In fact, Mendes remembers when the Lathrop Corner Café was built in the late 1940s.

“Johnny Williams had it built,” he said of the man who was one of the pillars and early movers and shakers of the then unincorporated town of Lathrop about 40 years ago.

“He built it but he really couldn’t make a go of it,” so his brother-in-law, Louis Richichi, took over the business, Mendes recalled.

Williams ran the business for about three years before handing it over to his brother-in-law.

Richichi was “one of those who saved his money,” Mendes said.

Mendes also recalled that a friend of his told him Williams was going to build the Corner Café building for $10,000.

Lathrop Corner Café was ‘quite a bit of business then,’ Mendes said. ‘Louis ran the bar; his wife ran the restaurant.’

He described Richichi as a “nice guy, a quiet guy, and a hard worker” who made the business pay off.

For a while, they also had a service station in the business compound, “but that didn’t last long,” Mendes said.

“Then the bar disappeared; it was all restaurant at the end,” said Mendes.

The restaurant had to be torn down when they built the freeway. “It was getting pretty old by then, and other businesses have come up around it like Tokyo Joe’s (now Joe’s Travel Plaza).
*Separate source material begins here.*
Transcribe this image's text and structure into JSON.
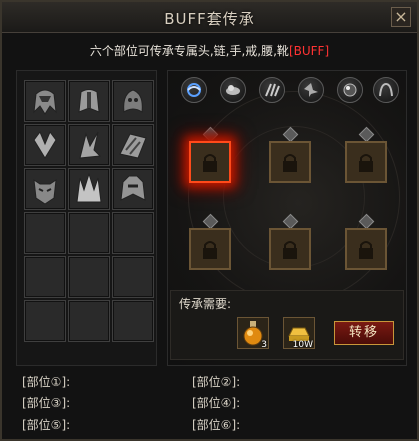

There was not enough for everybody. And Louis was getting old,” Mendes said.

Richichi confirmed that saying, “Grandma and Grandpa were getting so old,” which was the big reason they decided not to rebuild or re-open another restaurant.
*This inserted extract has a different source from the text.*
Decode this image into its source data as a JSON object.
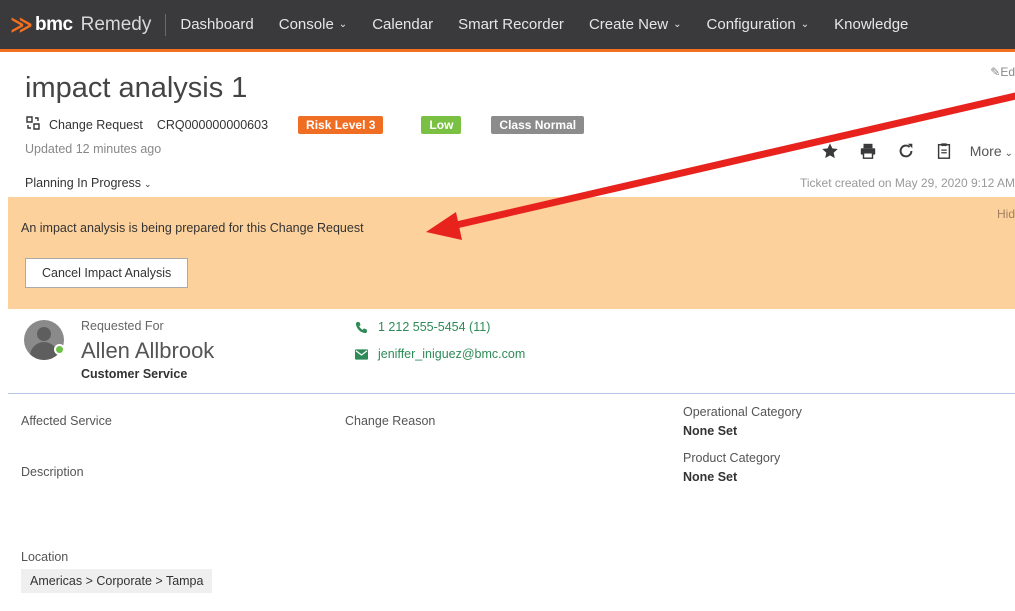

“They ran it themselves; they didn’t get help. And Grandma didn’t raise her prices – she served 25-cent hamburgers. This was back in the 1960s.

She’d make spaghetti or soup and served those too with the hamburgers. You just got whatever she made,” Richichi recalled with a laugh.
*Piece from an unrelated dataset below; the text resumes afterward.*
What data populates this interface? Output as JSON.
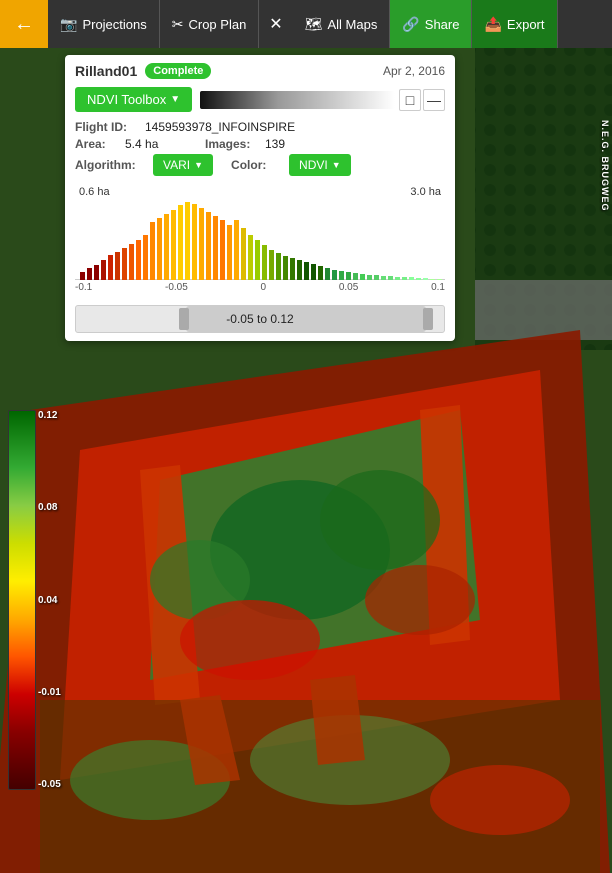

‘The Lathrop Corner Café was a landmark in Lathrop. All the farmers hung out there — Duke Dutra and Charlie Roberts. I’ll never forget the time the new principal of Lathrop School was coming to town and happened to walk in the café. Grandma was so excited she thought God walked in,’ Richichi said still laughing.

She also has many fond memories of her grandma Rose. Like many young children at the time, they helped their parents and grandparents either in the fields, the dairies or, in the case of the Richichis, in the family business. She recalled how her grandmother would scatter coins on the floor of the restaurant and then told them to “pick them up because she said she’s getting too old to do that; then she’d let us keep the money.”

Actually, it was their grandmother’s way of letting the grandkids “earn their money,” Richichi said.

While there was only the restaurant standing in the end, Richichi remembers the “big dance hall in the back (of the café) where they had dances about once a week.’

Richichi is the daughter of Barbara Terry who sold the 365-acre family ranch which makes up the northeast corner of today’s River Islands Parkway and McKee Boulevard. Richichi now lives in Brookings, Oregon, with husband Steve and their family but still catches up with the local news on the Internet. She said her mother passed away not too long ago.

Richichi said she enjoys reading the stories about old Lathrop, but has often wondered why none has been written about the Lathrop Corner Café.

“The restaurant was really popular,” said the Gattos who are lifelong Lathrop residents save for the few years that former mayor Bennie Gatto served in the U.S. Navy in the 1950s.